Wednesday, December 10, 2008

Catharsis

So, I’ve been becoming increasingly introspective recently. I know, some of you are already bracing yourself, and those of you who aren’t probably should. I’ll wait…

There we go, everyone ready? Good, let’s continue.

I’ve been focusing a lot recently on my personal spiritual work. I got lazy, I admit it, and just didn’t do anything for about three months, and then complained inwardly about how vacant everything seemed. I walked around feeling hollow, unfulfilled, and then promptly kicked myself for it. Duh…

So, I’ve continued, forcibly in some cases, my journey, and I’ve come to a series of realizations about myself, a couple that are pretty neat, and a couple that suck.

The first came several months ago, before my laziness. It basically pulled me out of myself and forced me to look at everything I already had to work with. Much of it was raw, unrefined, but still very present, like a hunk of ore that had not been shaped into what it could be. I was using it as a blunt instrument instead of a well-made weapon. It still did the job, but crudely, and without skill. So, my first order of business was to work with what I had. Understand it, work with it, refine it into something functional. Realization: neat.

Another, and by no means in order, came in the form of a person: Michael. Some of you may remember my mental meltdown over what to do with this man a few months ago, but he also awakened in me the notion that this was entirely my own fault. Again. Let me explain…

I love to love. I nurture, I care, I worry, I want to be near it, I want to be a part of it, I want to see it, hear it, smell it, taste it, I LOVE love, but most of all I love loving. And that gets me into more trouble than I wanted to admit to myself. For years. Several of them. Anyone familiar with the parade of men (and women) in my life knows that my luck in relationships has been in waves. Everything starts out roses, and ends up in the compost heap. And it’s really my own fault. I choose my relationships based on my want to love, and historically I have attached myself to those in need of love. I want to show them how amazing and wonderful love and life can be, but this is the same problem women who stay with drunks have: I wanted to fix something. Even though I wanted to share my insane amounts of love for love with them and show them that life is this grand bazaar of love and laughter, I still wanted to fix them because I felt their lack of understanding of love was broken. Hence, my problem. Trying to fix people is bad. Basing whole relationships on it is worse. Realization: suck.

More recently, I realized something that evoked mixed feelings in me. I’ve been running on raw talent and ambition for a LONG time. Most of my life, in fact. I learn a little, work with my own deductive/organizational/energetic skills, and I’ve pushed forward, making my way on nerve, talent, and LOTS of sugar. Maybe not the best choice, but I’ve found that now to achieve my goals, both set for me and those I set myself, I can’t run on what I’ve got anymore. I have to go out and get the knowledge, hone my skills, and basically get off my ass and do something with myself if I want to get anywhere. I thought I was doing something. Apparently not. But I sure as hell I am now. Realization: jury’s out.

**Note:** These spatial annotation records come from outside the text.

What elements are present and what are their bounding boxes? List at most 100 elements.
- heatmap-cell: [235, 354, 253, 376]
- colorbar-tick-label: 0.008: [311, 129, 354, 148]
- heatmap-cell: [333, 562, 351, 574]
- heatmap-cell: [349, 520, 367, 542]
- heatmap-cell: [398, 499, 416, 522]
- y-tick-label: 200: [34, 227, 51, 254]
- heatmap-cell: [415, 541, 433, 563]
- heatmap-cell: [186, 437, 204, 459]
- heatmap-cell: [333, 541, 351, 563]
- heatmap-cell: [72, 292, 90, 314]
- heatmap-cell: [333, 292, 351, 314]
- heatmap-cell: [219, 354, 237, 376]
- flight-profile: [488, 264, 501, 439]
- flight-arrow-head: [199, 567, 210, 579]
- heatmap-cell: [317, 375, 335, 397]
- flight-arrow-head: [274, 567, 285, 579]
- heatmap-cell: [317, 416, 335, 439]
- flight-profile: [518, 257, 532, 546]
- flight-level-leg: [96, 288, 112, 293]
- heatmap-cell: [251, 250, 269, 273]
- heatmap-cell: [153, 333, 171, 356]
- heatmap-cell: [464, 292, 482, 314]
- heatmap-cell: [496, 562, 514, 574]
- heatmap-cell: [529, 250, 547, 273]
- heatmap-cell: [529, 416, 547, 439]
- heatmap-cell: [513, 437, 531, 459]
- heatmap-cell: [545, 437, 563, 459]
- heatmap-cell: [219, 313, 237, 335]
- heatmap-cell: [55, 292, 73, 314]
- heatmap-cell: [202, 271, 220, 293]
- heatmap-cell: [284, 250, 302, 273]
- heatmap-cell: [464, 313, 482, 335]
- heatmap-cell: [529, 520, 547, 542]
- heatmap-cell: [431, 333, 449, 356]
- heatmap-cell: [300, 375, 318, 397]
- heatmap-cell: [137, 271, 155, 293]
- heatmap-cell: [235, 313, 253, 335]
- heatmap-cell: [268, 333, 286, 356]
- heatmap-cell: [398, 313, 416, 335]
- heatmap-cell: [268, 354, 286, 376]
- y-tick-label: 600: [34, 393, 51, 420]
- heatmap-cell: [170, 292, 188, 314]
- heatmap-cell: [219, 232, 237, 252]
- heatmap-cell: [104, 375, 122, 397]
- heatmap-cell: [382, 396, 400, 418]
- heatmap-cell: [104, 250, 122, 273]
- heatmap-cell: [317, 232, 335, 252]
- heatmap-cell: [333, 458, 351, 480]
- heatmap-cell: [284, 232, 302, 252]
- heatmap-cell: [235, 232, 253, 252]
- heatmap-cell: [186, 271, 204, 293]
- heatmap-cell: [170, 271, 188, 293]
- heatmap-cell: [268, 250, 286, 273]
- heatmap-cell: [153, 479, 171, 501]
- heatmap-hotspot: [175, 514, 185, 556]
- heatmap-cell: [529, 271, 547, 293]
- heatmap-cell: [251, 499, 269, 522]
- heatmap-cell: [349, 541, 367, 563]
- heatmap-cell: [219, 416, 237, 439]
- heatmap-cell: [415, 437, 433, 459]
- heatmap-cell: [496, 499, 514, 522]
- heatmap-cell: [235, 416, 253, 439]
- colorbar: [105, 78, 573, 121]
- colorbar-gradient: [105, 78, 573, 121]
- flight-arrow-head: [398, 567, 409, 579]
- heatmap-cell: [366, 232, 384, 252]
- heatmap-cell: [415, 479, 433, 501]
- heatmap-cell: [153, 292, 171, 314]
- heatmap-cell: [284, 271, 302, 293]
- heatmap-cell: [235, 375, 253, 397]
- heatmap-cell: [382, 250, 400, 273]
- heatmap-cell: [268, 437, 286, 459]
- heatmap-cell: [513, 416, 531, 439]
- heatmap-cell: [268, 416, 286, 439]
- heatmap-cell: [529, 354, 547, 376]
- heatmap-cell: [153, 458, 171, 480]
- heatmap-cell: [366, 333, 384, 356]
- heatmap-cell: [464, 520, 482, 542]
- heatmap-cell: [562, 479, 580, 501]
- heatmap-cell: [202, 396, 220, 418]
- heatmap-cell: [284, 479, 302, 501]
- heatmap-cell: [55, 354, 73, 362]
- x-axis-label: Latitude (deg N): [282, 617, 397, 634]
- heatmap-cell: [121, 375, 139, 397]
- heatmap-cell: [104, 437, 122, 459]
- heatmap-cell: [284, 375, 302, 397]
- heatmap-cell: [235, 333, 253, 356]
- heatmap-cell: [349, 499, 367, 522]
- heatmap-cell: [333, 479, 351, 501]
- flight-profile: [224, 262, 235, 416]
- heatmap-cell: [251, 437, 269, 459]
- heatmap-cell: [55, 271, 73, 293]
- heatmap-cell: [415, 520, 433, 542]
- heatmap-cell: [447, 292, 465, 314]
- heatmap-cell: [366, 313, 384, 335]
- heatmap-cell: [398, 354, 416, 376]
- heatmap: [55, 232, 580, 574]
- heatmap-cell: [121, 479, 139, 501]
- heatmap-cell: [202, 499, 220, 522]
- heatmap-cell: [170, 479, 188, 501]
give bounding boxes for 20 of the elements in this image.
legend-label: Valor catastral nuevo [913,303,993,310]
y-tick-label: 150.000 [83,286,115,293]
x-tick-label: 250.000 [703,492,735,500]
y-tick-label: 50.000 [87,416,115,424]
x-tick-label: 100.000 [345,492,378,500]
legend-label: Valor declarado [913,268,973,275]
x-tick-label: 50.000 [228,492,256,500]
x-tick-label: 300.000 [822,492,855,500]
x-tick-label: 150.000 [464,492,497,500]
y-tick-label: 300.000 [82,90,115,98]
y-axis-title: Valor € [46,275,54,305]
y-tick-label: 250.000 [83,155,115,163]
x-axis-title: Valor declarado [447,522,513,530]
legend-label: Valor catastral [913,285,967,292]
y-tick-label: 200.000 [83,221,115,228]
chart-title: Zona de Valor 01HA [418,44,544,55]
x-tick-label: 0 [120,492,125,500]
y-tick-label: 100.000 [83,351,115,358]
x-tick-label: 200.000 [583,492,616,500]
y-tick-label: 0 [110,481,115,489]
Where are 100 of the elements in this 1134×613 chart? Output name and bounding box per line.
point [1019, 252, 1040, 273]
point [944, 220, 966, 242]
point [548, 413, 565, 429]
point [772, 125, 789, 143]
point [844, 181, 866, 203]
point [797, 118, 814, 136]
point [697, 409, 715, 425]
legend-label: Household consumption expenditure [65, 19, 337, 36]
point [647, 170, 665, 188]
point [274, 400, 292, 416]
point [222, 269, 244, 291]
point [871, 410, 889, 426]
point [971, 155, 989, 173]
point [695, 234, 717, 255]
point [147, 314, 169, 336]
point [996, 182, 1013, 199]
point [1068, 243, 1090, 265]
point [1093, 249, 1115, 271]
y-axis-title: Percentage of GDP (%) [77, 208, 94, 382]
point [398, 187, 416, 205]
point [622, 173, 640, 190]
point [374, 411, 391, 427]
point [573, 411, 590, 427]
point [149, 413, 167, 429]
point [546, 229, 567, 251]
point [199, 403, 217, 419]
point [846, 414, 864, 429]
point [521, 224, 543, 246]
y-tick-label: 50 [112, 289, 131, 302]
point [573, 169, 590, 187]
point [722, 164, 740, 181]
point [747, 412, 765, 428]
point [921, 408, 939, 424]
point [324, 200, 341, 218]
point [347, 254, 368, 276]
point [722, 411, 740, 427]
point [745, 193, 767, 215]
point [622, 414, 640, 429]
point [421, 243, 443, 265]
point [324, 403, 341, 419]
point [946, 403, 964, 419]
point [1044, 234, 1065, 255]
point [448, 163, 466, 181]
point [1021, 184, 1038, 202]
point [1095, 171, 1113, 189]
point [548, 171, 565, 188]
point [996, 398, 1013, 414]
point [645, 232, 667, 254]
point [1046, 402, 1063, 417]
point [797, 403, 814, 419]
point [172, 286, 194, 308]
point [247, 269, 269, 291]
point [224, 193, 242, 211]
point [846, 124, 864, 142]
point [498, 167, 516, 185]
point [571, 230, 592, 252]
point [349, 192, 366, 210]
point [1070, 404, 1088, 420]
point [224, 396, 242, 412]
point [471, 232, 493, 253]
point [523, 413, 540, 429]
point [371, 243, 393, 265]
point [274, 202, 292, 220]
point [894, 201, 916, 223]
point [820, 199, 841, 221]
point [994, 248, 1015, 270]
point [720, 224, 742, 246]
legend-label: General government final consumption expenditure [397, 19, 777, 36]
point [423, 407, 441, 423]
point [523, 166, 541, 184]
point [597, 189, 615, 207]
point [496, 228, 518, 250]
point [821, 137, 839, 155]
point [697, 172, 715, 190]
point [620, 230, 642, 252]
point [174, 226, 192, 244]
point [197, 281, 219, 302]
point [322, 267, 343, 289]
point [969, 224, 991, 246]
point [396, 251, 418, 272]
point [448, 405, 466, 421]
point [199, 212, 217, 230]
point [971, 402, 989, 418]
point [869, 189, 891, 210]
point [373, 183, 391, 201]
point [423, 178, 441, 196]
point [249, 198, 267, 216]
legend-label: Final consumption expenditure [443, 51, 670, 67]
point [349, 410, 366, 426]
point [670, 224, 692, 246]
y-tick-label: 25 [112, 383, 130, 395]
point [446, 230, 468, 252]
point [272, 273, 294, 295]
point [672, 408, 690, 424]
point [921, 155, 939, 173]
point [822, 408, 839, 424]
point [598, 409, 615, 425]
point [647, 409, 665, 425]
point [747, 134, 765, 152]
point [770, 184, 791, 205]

And then we come to my blog. My angry little soapbox, my dumping ground for stress, my moments of ‘what the fuck?’ This one hit me this morning, sparking this entry though not the need for it. I realized that this very space I was suing to hide in. I projected pieces of myself, the ones I wanted to world to see however true they may be, onto the screen in angry, opinionated, even poetic snippets, censoring out the sections I didn’t want everyone else to see. In truth, I didn’t want to see them. Thus I have come to the most profound and yet most painful realization of all: there are parts of myself I don’t like to the point that I completely ignore them, and that’s seriously unhealthy. Let’s face it, we all have parts of ourselves we don’t like, be it a nervous habit, a temper, a merchant not to stand up for ones self, poor fashion sense, something we don’t like about ourselves. But me, I just pretend they don’t exist, and that’s the worst habit of mine in existence. I rationalize them, I refuse to look at them, but I don’t’ deal with them. And I as I look back on my old entry, few of them as there are, I realize that even here, I am ignoring the pieces of myself I think others object to, or that are ‘unacceptable’ somehow. Realization: fuck that.

I’m sick of hiding in my own head. I’m sick of wanting people to know me, then keeping so many things to myself that people have nothing to go on. I feel like a failure for gaining 15 lbs in four months, I can’t stand public speaking, and I’m scared to death of being forgotten. There I said it. I don’t feel better. I don’t like it, but I said it.

I also love pandas and knee socks. Damn, that didn’t help.

I hate cathartics. I have a feeling this hate will grow before I get anything out of it. Bummer.